Wednesday, August 5, 2009

Dark Days - (or where the hell I have been)

Or should that be 'the hell I have been through/going through'??


My old nemesis has reappeared. The Black Dog is back. I fought a battle with this monster some years ago and it nearly cost me my life. I had hoped never to cross paths with this beast again, but alas, he has found me and I find myself going through the same torment as before. For those who are not familiar with the term 'The Black Dog', it refers to depression. I have suffered through it in the past and was foolish enough to believe that I had beaten it. I now believe that it is like alcoholism and never truly is beaten, only contained until the next crisis brings it to the surface again.

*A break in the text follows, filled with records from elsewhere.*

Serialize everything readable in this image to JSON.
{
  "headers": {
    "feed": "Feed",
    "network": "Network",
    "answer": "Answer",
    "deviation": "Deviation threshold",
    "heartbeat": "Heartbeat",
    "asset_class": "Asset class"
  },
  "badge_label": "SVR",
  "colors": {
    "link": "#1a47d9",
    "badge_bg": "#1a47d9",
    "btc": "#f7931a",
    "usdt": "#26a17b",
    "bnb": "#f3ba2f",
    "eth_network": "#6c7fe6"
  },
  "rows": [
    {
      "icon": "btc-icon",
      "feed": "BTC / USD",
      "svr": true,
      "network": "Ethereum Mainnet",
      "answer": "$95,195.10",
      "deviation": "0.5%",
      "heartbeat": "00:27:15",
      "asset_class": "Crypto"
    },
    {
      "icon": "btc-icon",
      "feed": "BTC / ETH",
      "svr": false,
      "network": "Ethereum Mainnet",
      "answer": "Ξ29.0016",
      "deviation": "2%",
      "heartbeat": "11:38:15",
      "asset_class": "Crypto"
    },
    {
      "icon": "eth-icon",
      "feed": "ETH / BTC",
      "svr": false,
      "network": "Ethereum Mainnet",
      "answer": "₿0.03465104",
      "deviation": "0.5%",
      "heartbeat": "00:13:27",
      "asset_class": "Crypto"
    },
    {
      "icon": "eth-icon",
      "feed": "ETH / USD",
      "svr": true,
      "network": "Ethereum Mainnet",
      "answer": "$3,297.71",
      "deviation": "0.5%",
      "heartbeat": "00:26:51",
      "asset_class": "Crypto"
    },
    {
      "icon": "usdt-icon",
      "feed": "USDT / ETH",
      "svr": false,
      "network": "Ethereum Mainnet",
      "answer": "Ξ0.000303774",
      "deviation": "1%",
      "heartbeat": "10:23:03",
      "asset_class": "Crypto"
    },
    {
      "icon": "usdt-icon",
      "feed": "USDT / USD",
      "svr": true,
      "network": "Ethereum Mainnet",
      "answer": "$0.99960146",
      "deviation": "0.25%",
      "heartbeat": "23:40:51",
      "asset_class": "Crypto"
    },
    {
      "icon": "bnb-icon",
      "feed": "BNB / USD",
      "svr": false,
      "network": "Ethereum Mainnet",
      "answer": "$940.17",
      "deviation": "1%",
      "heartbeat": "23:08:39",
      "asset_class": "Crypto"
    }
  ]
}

I should have recognised the signs. Perhaps I chose to ignore them, denying that I was once again slipping into the abyss. Either way, I am here and I know it is a long way back to the light again. The dark days are here, and all I want to do is hide in the darkness and hope that the world forgets who I am and leaves me alone. Thoughts of death and self harm abound and it is all I can do to stop myself from acting on the impulses I feel. For the time being I still feel it is possible to survive this, and hopefully with medication and counselling I will be able to beat this again. I know it won't be easy, and that is what scares me.

I feel so alone, and once again I face the Dark Days ahead as I walk through the valley of the shadow of death.